Таким образом, делается очевидно, что для полной гарантии адекватности переданного и полученного сообщения необходим искусственный (упрощен­ный) язык и искусственно-упрощенные коммуниканты: со строго ограничен­ным объемом памяти и полным вычеркиванием из семиотической личности ее культурного багажа. Созданный таким образом механизм сможет обслужить

лишь ограниченный круг семиотических потребностей; универсализм, прису­щий естественным языкам, ему будет в принципе чужд.

Можно ли считать, что эта искусственная модель должна считаться образцом языка как такового, его идеалом, от которого он отличается лишь несовершенством — естественным результатом «неразумного» творчества Природы? Искусственные языки моделируют не язык как таковой, а одну из его функций — способность к адекватной передаче сообщения, ибо, достигая совершенства в ее реализации, семиотические структуры утрачивают способ­ность обслуживать другие, присущие им в естественном состоянии.

Каковы же эти функции?

Здесь, прежде всего, следует назвать творческую. Всякая осуществляющая весь набор семиотических возможностей система не только передает готовые сообщения, но и служит генератором новых.

Что же мы будем называть «новыми сообщениями»? Прежде всего дого­воримся, что мы нe будем их так называть. Сообщения, полученные из некоторых исходных в результате однозначных преобразований, то есть сообщения, являющиеся плодом симметричных преобразований исходного (запуская преобразование в обратном порядке, получаем исходный текст), мы не будем считать новыми. Если перевод с языка l1 текста Т1 на язык L2 приводит к появлению текста Т2 такого рода, что при операции обратного перевода мы получаем исходный текст Т1, то мы не будем считать текст Т2 новым по отношению к Т1. Так, с этой точки зрения, правильное решение математических задач новых текстов не создает. Здесь можно вспомнить положение Л. Витгенштейна, согласно которому в пределах логики нельзя сказать ничего нового.
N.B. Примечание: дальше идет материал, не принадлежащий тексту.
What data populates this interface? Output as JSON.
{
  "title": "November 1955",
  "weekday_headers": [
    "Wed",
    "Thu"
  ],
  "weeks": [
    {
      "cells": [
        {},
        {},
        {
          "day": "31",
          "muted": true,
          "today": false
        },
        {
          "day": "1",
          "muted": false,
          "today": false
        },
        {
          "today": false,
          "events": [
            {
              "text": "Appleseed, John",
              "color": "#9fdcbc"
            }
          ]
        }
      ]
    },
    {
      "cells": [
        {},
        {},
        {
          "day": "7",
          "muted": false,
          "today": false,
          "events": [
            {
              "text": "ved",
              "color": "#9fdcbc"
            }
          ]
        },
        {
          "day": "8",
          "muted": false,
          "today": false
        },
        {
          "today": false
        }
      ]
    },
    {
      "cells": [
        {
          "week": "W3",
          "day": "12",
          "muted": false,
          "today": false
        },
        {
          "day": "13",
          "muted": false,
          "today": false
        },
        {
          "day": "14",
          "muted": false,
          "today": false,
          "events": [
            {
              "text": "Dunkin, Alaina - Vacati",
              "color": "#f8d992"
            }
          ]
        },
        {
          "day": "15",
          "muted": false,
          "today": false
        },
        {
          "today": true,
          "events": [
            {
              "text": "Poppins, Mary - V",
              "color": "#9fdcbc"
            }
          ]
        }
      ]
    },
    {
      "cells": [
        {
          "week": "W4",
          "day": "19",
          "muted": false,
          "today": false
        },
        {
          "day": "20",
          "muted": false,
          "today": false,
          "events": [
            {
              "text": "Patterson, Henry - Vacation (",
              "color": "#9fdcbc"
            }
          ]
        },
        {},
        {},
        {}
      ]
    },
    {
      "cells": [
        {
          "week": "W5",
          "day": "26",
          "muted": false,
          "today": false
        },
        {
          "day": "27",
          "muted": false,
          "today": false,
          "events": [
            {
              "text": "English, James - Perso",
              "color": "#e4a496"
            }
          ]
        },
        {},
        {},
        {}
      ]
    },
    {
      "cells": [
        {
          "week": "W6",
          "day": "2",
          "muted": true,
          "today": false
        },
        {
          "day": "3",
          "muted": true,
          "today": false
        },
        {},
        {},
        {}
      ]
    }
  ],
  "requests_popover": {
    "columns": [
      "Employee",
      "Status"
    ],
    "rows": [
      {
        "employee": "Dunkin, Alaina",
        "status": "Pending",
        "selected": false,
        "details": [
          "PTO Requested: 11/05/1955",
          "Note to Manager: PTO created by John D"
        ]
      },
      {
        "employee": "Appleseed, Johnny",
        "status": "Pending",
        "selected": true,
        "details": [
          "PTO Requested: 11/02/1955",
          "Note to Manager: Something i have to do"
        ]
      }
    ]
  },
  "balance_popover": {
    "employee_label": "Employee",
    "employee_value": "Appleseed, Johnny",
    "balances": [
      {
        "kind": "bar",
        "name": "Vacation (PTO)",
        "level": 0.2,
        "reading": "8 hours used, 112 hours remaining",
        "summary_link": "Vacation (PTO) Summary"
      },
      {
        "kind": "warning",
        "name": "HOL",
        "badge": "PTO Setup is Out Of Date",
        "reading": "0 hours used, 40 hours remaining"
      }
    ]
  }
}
Полярную противоположность искусственным языкам представляют се­миотические системы, в которых креативная функция наиболее сильна: оче­видно, что если самое посредственное стихотворение перевести на другой язык (то есть на язык другой стихотворной системы), то операция обратного перевода не даст исходного текста.

ХХХ

 

Схему адекватной передачи текста при пользовании искусственным язы­ком можно представить в следующем виде:

Здесь передающий и принимающий пользуются единым кодом К.

Схема художественного перевода показывает, что передающий и прини­мающий пользуются различными кодами К1 К2, пересекающимися, но не идентичными. В случае обратного перевода это даст не исходный, а некоторый третий текст Т3. Еще ближе к реальному процессу циркуляции сообщений случай, когда перед передающим оказывается не один код, а некоторое множественное пространство кодов k1, k2,..., kn, каждый из которых — сложное иерархическое устройство и допускает порождение некоторого мно­жества текстов, в равной мере ему соответствующих. Асимметрическая на­правленность, постоянная потребность выбора делают в этом случае перевод актом порождения новой информации и реализуют творческую функцию как языка, так и текста.

Особенно показательна ситуация, когда между кодами существует не просто различие, а ситуация взаимной непереводимости (например, при пере­воде словесного текста в иконический). Перевод осуществляется с помощью принятой в данной культуре условной системы эквивалентностей. Так, на­пример, при передаче словесного текста живописным (например, картина на евангельский сюжет) пространство темы будет в кодах пересекаться, а про­странства языка и стиля — лишь условно соотноситься в пределах данной традиции. Комбинация переводимости — непереводимости (с разной степе­нью того и другого) определяет креативную функцию.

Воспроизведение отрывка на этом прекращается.